One of the major ways this legislation does this is through the legalization of equity ownership in companies via the funding method of crowd-funding according to Crowd-funding Internet websites, such as Kickstarter and RocketHub have been used now for several years to solicit a large number of small investors for artistic and other entrepreneurial ideas and businesses. In the past, however, because of laws and regulations, this money did not purchase any stake in the company or enterprise. The only way to do this, previously, was through the use of angel investors, who are financially sophisticated individuals as stated by USA Today.

Scott Starr, a partner at the firm has stated, “Now, however, the venture capital game will be expanded from a group of elites with deep pockets to become any lay person off the street with some money in their wallet that they wish to invest, within certain guidelines and restrictions.

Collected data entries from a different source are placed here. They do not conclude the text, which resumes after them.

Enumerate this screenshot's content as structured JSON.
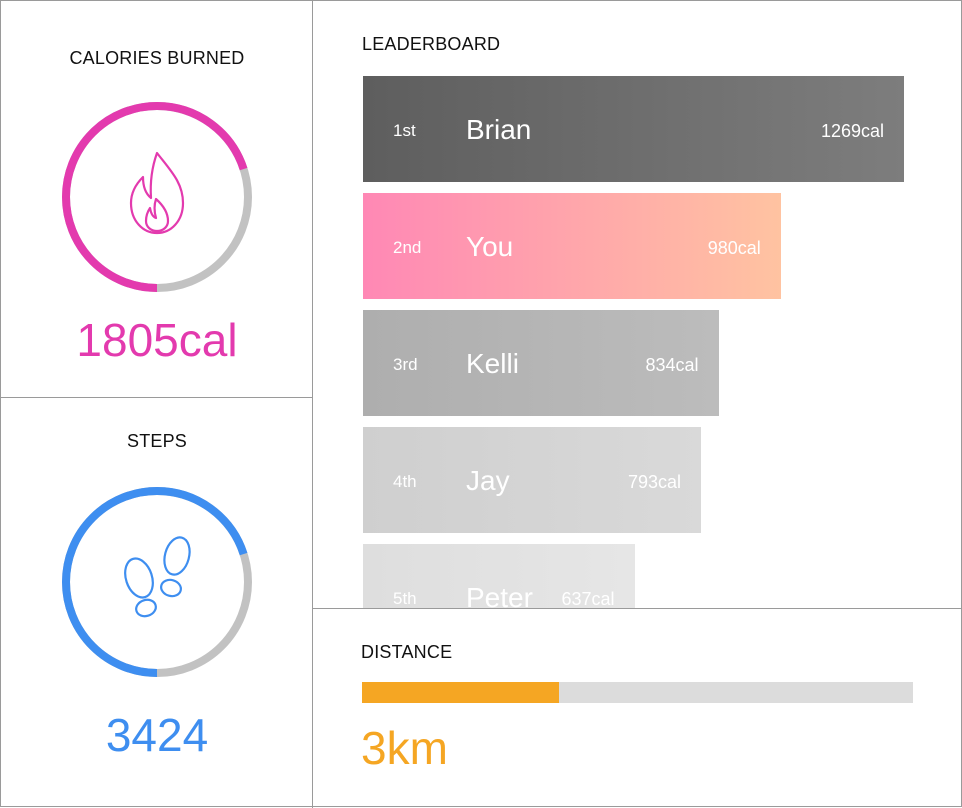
{
  "colors": {
    "calories": "#e33aae",
    "steps": "#3e8ef0",
    "distance": "#f5a623",
    "ring_track": "#c2c2c2",
    "distance_track": "#dcdcdc"
  },
  "calories": {
    "title": "CALORIES BURNED",
    "value": "1805cal",
    "progress": 0.7,
    "icon": "flame-icon"
  },
  "steps": {
    "title": "STEPS",
    "value": "3424",
    "progress": 0.7,
    "icon": "footprints-icon"
  },
  "leaderboard": {
    "title": "LEADERBOARD",
    "rows": [
      {
        "rank": "1st",
        "name": "Brian",
        "value": "1269cal",
        "cal": 1269,
        "gradient": [
          "#5e5e5e",
          "#7d7d7d"
        ]
      },
      {
        "rank": "2nd",
        "name": "You",
        "value": "980cal",
        "cal": 980,
        "gradient": [
          "#ff88b5",
          "#ffc3a1"
        ]
      },
      {
        "rank": "3rd",
        "name": "Kelli",
        "value": "834cal",
        "cal": 834,
        "gradient": [
          "#aeaeae",
          "#bcbcbc"
        ]
      },
      {
        "rank": "4th",
        "name": "Jay",
        "value": "793cal",
        "cal": 793,
        "gradient": [
          "#cfcfcf",
          "#d9d9d9"
        ]
      },
      {
        "rank": "5th",
        "name": "Peter",
        "value": "637cal",
        "cal": 637,
        "gradient": [
          "#dedede",
          "#e6e6e6"
        ]
      }
    ]
  },
  "distance": {
    "title": "DISTANCE",
    "value": "3km",
    "progress": 0.357
  }
}
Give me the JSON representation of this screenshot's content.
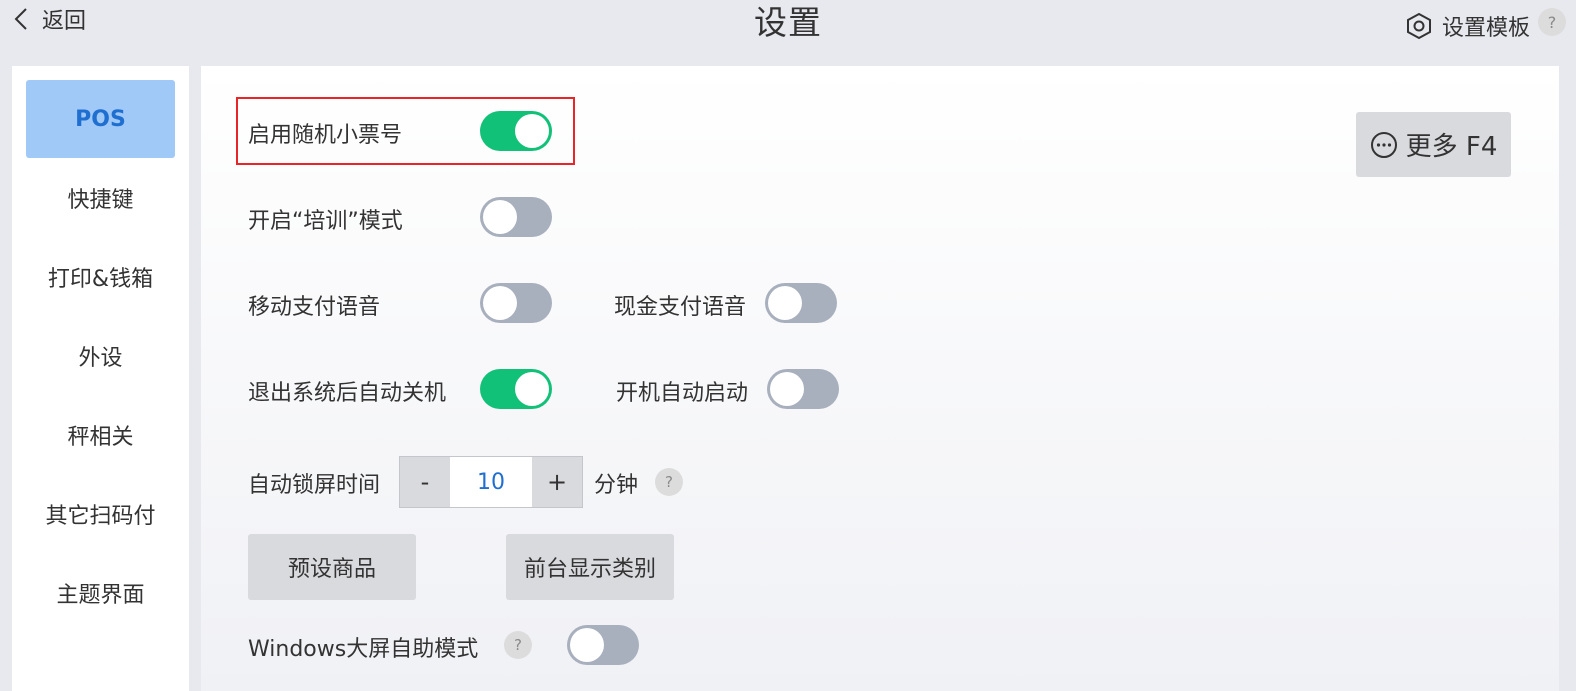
{
  "header": {
    "back_label": "返回",
    "title": "设置",
    "template_label": "设置模板",
    "help_label": "?"
  },
  "sidebar": {
    "items": [
      {
        "label": "POS",
        "active": true
      },
      {
        "label": "快捷键"
      },
      {
        "label": "打印&钱箱"
      },
      {
        "label": "外设"
      },
      {
        "label": "秤相关"
      },
      {
        "label": "其它扫码付"
      },
      {
        "label": "主题界面"
      }
    ]
  },
  "main": {
    "more_button": "更多 F4",
    "settings": {
      "random_ticket": {
        "label": "启用随机小票号",
        "on": true
      },
      "training_mode": {
        "label": "开启“培训”模式",
        "on": false
      },
      "mobile_pay_voice": {
        "label": "移动支付语音",
        "on": false
      },
      "cash_pay_voice": {
        "label": "现金支付语音",
        "on": false
      },
      "auto_shutdown": {
        "label": "退出系统后自动关机",
        "on": true
      },
      "auto_start": {
        "label": "开机自动启动",
        "on": false
      },
      "windows_kiosk": {
        "label": "Windows大屏自助模式",
        "on": false
      }
    },
    "lock_screen": {
      "label": "自动锁屏时间",
      "minus": "-",
      "value": "10",
      "plus": "+",
      "unit": "分钟",
      "help": "?"
    },
    "preset_goods_button": "预设商品",
    "front_category_button": "前台显示类别",
    "windows_help": "?"
  },
  "colors": {
    "toggle_on": "#12c178",
    "toggle_off": "#a8afbd",
    "active_nav_bg": "#a1c9f7",
    "active_nav_text": "#1f6fd1",
    "highlight_border": "#e8262a"
  }
}
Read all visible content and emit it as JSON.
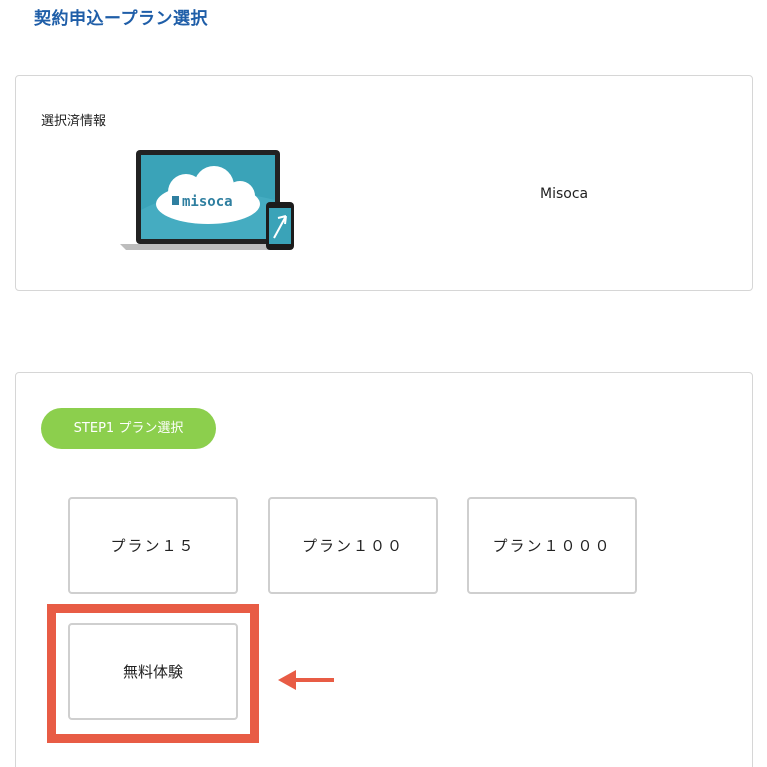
{
  "header": {
    "title": "契約申込ープラン選択"
  },
  "selected_info": {
    "label": "選択済情報",
    "product_name": "Misoca",
    "image_logo_text": "misoca"
  },
  "step1": {
    "badge": "STEP1  プラン選択",
    "plans": [
      {
        "label": "プラン１５"
      },
      {
        "label": "プラン１００"
      },
      {
        "label": "プラン１０００"
      },
      {
        "label": "無料体験"
      }
    ]
  },
  "colors": {
    "title": "#1f5ea8",
    "badge_green": "#8ccf4d",
    "highlight_red": "#e85c45",
    "screen_teal": "#3aa3b8"
  }
}
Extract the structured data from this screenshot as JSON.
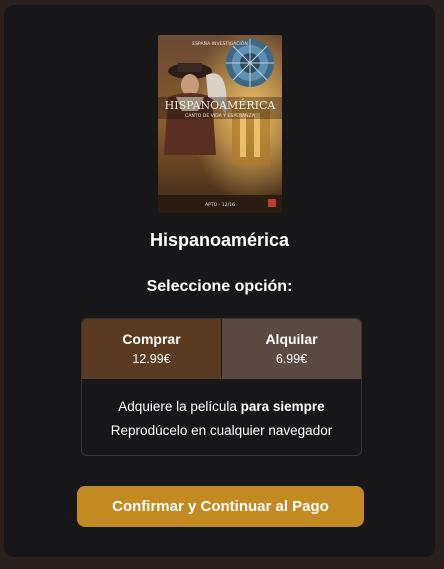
{
  "movie": {
    "title": "Hispanoamérica",
    "poster": {
      "top_text": "ESPAÑA·INVESTIGACIÓN",
      "title_text": "HISPANOAMÉRICA",
      "tagline": "CANTO DE VIDA Y ESPERANZA",
      "rating": "APTO · 12/16"
    }
  },
  "selector": {
    "heading": "Seleccione opción:",
    "options": [
      {
        "label": "Comprar",
        "price": "12.99€"
      },
      {
        "label": "Alquilar",
        "price": "6.99€"
      }
    ],
    "description": {
      "line1_prefix": "Adquiere la película ",
      "line1_bold": "para siempre",
      "line2": "Reprodúcelo en cualquier navegador"
    }
  },
  "confirm_label": "Confirmar y Continuar al Pago",
  "colors": {
    "background": "#2a201d",
    "modal": "#17171a",
    "buy_selected": "#5a3b22",
    "rent": "#5b4a44",
    "accent": "#c48a22"
  }
}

There is no doubt that this is a seismic shift in the way that businesses can look for funding. Previously small companies looking to raise money without registering their securities with the SEC had to use Reg D 506, a safe harbor exemption for specific types of private offerings. Soon, however, starting in 2013, startups will be able to use the crowd funding exemption instead.” He went on to state, “In addition, the new Act amends Section 12(g) of the Exchange Act to increase the shareholder cap limits that trigger public company reporting requirements, making clear that those shareholders who acquire securities in a crowd funding transaction will not be counted against the shareholder cap.”

With these changes, however, Starr questions how these lay investors will be protected from fraud. He states, “The question then becomes, how to protect lay investors who are playing in this new investment game? Certainly there is a danger that some fraudsters will set up phony companies and lull unsuspecting and unsophisticated investors into giving them cash.” Certainly, Starr is not the only person concerned. In addition, another vocal lawyer raising alarm bells is Columbia Law School’s John Coffee, a shareholder advocate, who in his prepared remarks for the Senate while the legislation was being considered, called it the “boiler room legalization act.”

The SEC has been tasked with drafting regulations for the crowd-funded equity transactions. Starr states, “The hope is that these regulations will create a good balance between the need for new capital infusions for small business and protections for investors against fraud. However, until such regulations can be reviewed it is unknown what the final impact of this legislation will be for investor protection.”